I appreciate that, when one is in the midst of some argument or another, it can be difficult to see the difference between someone telling you that you that you are failing to see their point because of your privilege, and someone telling you that you are not a valuable person, or generally not worth listening to at all, because of your privilege. But there IS a difference, and dismissing the entire concept of privilege because you’re fearful you might be dismissed on crabs-in-a-barrel terms (or, especially, if you understand the difference and are simply resentful) is deeply divisive, because – since to speak from a place of privilege is to speak from a place of power – to do so is to thereby dismiss the perspectives of those challenging your viewpoints. THAT is divisive, THAT is what is destroying solidarity, and THAT needs to stop RIGHT FUCKING NOW.

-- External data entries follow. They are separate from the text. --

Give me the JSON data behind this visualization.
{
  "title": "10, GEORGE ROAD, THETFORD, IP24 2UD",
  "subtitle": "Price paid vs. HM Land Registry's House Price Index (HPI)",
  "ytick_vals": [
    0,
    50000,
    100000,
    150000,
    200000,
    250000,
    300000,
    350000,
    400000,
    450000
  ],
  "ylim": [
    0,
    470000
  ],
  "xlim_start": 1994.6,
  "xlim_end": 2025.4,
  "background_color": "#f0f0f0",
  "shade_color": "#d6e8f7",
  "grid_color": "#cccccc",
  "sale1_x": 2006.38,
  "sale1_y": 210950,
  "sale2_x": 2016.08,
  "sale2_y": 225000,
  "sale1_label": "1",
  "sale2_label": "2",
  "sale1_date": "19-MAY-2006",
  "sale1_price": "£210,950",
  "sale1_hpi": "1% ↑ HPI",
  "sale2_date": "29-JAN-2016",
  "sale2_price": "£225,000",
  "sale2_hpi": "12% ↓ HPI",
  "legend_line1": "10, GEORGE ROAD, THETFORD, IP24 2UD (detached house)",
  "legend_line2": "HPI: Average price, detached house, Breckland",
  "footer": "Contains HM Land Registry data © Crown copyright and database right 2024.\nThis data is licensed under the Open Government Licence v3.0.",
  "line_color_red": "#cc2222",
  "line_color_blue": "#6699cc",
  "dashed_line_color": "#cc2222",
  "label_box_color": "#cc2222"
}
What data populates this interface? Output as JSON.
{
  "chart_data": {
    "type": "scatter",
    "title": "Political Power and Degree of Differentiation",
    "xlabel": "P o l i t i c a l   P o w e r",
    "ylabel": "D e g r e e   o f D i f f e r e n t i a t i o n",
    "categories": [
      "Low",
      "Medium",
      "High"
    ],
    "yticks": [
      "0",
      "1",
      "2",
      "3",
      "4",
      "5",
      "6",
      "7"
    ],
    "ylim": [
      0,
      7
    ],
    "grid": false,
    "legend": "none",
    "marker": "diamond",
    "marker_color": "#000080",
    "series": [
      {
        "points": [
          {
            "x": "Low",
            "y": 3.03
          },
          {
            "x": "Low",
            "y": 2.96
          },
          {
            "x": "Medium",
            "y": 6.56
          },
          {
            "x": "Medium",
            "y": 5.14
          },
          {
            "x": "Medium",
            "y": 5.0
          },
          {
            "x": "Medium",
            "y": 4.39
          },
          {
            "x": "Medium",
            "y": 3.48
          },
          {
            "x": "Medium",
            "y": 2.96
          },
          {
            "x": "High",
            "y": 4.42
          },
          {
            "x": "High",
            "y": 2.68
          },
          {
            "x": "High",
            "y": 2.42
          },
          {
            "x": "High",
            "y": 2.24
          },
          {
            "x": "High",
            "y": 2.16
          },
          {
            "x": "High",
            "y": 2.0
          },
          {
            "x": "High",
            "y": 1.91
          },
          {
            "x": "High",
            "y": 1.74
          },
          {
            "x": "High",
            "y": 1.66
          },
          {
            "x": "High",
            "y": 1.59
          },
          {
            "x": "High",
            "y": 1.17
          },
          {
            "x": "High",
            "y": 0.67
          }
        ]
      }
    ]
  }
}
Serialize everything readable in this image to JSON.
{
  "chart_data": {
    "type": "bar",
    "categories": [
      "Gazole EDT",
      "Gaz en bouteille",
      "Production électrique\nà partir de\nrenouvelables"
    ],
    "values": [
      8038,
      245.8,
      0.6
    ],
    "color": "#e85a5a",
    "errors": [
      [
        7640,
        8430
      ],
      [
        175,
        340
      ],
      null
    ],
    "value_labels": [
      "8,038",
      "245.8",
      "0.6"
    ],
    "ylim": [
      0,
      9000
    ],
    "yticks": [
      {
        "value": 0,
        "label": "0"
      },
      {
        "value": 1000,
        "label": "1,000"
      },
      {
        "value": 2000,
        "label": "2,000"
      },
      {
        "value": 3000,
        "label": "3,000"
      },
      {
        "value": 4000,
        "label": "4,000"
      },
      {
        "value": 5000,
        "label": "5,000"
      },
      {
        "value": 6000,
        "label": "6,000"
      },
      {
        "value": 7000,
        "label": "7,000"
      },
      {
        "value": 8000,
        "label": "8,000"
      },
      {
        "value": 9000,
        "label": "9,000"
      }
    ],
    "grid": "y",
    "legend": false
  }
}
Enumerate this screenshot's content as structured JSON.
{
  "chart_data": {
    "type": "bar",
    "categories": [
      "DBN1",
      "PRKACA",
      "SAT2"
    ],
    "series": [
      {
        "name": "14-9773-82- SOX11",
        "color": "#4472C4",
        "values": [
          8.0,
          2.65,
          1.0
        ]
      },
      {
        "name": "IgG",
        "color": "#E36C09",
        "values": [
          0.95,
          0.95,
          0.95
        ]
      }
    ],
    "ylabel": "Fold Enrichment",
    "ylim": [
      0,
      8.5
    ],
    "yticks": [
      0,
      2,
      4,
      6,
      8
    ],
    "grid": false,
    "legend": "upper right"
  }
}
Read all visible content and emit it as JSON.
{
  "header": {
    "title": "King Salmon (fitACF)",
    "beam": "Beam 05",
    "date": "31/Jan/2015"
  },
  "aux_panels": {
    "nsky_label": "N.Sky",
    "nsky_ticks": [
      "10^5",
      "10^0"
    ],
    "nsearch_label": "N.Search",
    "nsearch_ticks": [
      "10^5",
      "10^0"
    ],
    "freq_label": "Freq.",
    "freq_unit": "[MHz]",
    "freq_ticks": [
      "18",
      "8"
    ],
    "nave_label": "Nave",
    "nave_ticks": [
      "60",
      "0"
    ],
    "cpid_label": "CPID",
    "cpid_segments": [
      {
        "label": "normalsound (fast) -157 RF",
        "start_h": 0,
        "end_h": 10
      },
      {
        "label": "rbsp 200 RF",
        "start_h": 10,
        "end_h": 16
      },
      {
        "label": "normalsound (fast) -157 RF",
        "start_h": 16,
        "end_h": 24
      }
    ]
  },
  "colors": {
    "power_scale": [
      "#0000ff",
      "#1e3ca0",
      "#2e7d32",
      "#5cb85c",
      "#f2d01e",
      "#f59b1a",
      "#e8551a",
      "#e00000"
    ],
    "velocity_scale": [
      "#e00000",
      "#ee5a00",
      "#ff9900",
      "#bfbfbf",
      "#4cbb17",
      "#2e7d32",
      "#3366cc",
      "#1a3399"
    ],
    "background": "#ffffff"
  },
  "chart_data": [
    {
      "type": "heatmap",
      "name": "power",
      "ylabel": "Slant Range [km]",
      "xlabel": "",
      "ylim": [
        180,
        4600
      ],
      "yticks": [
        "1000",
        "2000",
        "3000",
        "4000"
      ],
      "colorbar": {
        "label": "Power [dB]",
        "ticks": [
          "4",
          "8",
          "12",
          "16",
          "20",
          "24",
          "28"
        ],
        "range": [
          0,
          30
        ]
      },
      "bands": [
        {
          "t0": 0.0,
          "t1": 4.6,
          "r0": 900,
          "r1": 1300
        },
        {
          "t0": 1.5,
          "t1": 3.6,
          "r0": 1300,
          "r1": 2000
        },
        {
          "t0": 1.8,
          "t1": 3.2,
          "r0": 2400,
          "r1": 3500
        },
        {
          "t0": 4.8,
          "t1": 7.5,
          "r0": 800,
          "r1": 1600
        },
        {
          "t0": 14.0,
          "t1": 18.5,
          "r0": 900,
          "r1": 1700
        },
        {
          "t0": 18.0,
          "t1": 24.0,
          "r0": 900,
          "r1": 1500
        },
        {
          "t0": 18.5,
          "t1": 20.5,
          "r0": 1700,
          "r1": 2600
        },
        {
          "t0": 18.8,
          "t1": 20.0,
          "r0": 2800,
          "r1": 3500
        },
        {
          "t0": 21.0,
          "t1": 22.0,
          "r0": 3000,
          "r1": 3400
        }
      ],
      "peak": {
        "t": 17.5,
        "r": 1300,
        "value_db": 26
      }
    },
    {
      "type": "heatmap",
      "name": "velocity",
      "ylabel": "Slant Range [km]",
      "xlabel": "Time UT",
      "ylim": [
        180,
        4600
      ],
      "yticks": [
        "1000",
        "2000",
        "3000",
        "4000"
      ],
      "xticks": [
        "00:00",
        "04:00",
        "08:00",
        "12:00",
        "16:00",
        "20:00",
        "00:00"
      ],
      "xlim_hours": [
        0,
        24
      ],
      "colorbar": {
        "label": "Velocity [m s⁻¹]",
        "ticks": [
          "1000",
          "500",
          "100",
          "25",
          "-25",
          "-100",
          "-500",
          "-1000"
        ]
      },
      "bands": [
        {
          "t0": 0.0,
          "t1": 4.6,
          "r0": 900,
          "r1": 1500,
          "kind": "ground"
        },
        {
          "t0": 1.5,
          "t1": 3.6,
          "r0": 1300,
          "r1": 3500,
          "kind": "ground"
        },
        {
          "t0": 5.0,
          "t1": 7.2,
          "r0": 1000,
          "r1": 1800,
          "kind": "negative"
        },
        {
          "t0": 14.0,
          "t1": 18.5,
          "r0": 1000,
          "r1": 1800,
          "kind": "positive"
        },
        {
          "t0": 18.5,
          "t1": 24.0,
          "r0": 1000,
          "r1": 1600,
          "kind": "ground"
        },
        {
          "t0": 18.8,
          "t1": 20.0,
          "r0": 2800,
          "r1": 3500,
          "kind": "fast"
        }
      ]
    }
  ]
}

* Presumably there are similar experiences from white comrades about POC issues, etc., but I’m speaking from my own perspective here.
Deluded. The central assumption that the privileged dont know they are privileged is false. Of course they do. Look at the Bullingdon Club. Not only are they privileged they make a point of elabourate theatrical displays of their privilege. Simply pointing out people have power changes nothing. They already know. And telling someone they are rude or a bore is not silencing. This is a meaningless concept in the era when you can fill the internet with as much bull as you like. No one’s suing you for libel or removing your drivel from the internet, or burning your books. You dont even need to go through an editor anumore to fill the world with vapid waffle. Yet you’re still being “silenced”. I think honeatly some of you just didnt live before the internet and dont know what silence is.
The Internet isn’t enough. Unail every mainstream media channel, nightly news programs, major newspapers start treating right wing ideas and policies with the same level of respect and seriousness they do left wing ideas.. we are silenced.